Farès Souhaid et Carlos Eddé conversant avec le patriarche Sfeir. Photo Émile Eid
À l'issue de l'entretien, M. Souhaid a souligné qu'à l'instar de tous les Libanais, Mgr Audeh est inquiet pour l'avenir du Liban.
Le coordinateur des forces du 14 Mars a souligné, concernant le prochain gouvernement, qu'il « faut attendre la semaine prochaine pour voir les résultats des consultations parlementaires ». « Il y a deux candidats, Saad Hariri que nous soutenons et Omar Karamé qui est soutenu par un autre groupe. Notre soutien à Saad Hariri n'est pas personnel, mais il émane d'un style et d'une école politiques ayant pour bases le respect de la convivialité, de la Constitution et des accords de Taëf », a-t-il poursuivi.

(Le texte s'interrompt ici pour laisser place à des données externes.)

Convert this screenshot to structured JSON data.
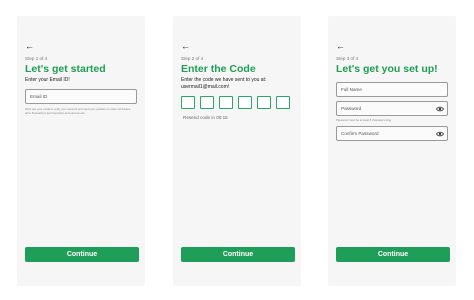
{
  "screens": [
    {
      "back_icon": "←",
      "step": "Step 1 of 4",
      "title": "Let's get started",
      "subtitle": "Enter your Email ID!",
      "fields": [
        {
          "placeholder": "Email ID"
        }
      ],
      "hint": "We'll use your email to verify your account and send you updates on order schedules, price fluctuations and important announcements.",
      "button": "Continue"
    },
    {
      "back_icon": "←",
      "step": "Step 2 of 4",
      "title": "Enter the Code",
      "subtitle": "Enter the code we have sent to you at: usermail1@mail.com!",
      "otp_digits": [
        "",
        "",
        "",
        "",
        "",
        ""
      ],
      "resend": "Resend code in 00:16",
      "button": "Continue"
    },
    {
      "back_icon": "←",
      "step": "Step 3 of 4",
      "title": "Let's get you set up!",
      "fields": [
        {
          "placeholder": "Full Name"
        },
        {
          "placeholder": "Password",
          "icon": "eye-icon"
        },
        {
          "placeholder": "Confirm Password",
          "icon": "eye-icon"
        }
      ],
      "password_hint": "Password must be at least 8 characters long.",
      "button": "Continue"
    }
  ],
  "colors": {
    "accent": "#1e9e57",
    "button": "#1f9e5a",
    "otp_border": "#2aa86a",
    "screen_bg": "#f6f6f6"
  }
}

À la question de savoir si les forces du 14 Mars participeront à un gouvernement présidé par Omar Karamé, M. Souhaid a noté qu'il « ne faut pas vendre la peau de l'ours avant de l'avoir tué ». « Ce n'est pas uniquement la bataille de Saad Hariri mais celle du Liban. Tout le monde sait où ira le Liban, si jamais un gouvernement d'un seul bord est constitué. Nous devons donc mener une bataille de toutes nos forces pour que la personne capable de préserver la diversité du Liban arrive au pouvoir. Cette personne est aussi celle qui sera capable d'empêcher une mainmise sur le pays comme c'était le cas avant 2005 », a-t-il encore dit.
Les deux personnalités du 14 Mars se sont également rendues chez le patriarche maronite, Nasrallah Sfeir, avec lequel elles ont abordé les développements politiques ainsi que les contacts en cours.
Carlos Eddé a affirmé, à l'issue de la rencontre, que « ce qui se passe dans le pays est grave ». « La partie qui a paralysé (les institutions) par le passé, participe au gouvernement pour paralyser. C'est elle qui a demandé le tiers de blocage. Si elle prend le pouvoir, ses positions seront totalement différentes. À leurs yeux, la partie qui ne possède pas d'armes devra se plier à ce que disent ceux qui possèdent les armes », a-t-il observé. M. Eddé a invité « tous les députés à prendre leurs responsabilités », précisant que « les citoyens désirent vivre au sein d'un État qui les protège et protège les institutions, sans menaces ou usage des armes ». Le Amid du Bloc national a aussi indiqué que le patriarche Sfeir a écouté les positions des deux personnalités, et qu'il est soucieux de l'unité nationale, de l'indépendance, de la souveraineté et de la liberté du pays ». Carlos Eddé a ajouté, concernant la possibilité de coopérer avec l'opposition au cas où elle arriverait au pouvoir, que le 14 Mars veut un pays souverain, libre, indépendant et démocratique, où la justice est indépendante. « Nous croyons au dialogue, parce qu'il est à la base d'une vie démocratique. Mais si l'autre partie veut imposer les choses, ce sera une toute autre affaire », a-t-il dit. Il a observé, sur un éventuel recours à la rue, dans le genre de ce qui s'est déroulé le 7 mai 2008, que « le danger est permanent ». « Mais ce genre de comportement ne m'a pas fait peur le 7 mai, pas plus qu'aujourd'hui », a-t-il conclu.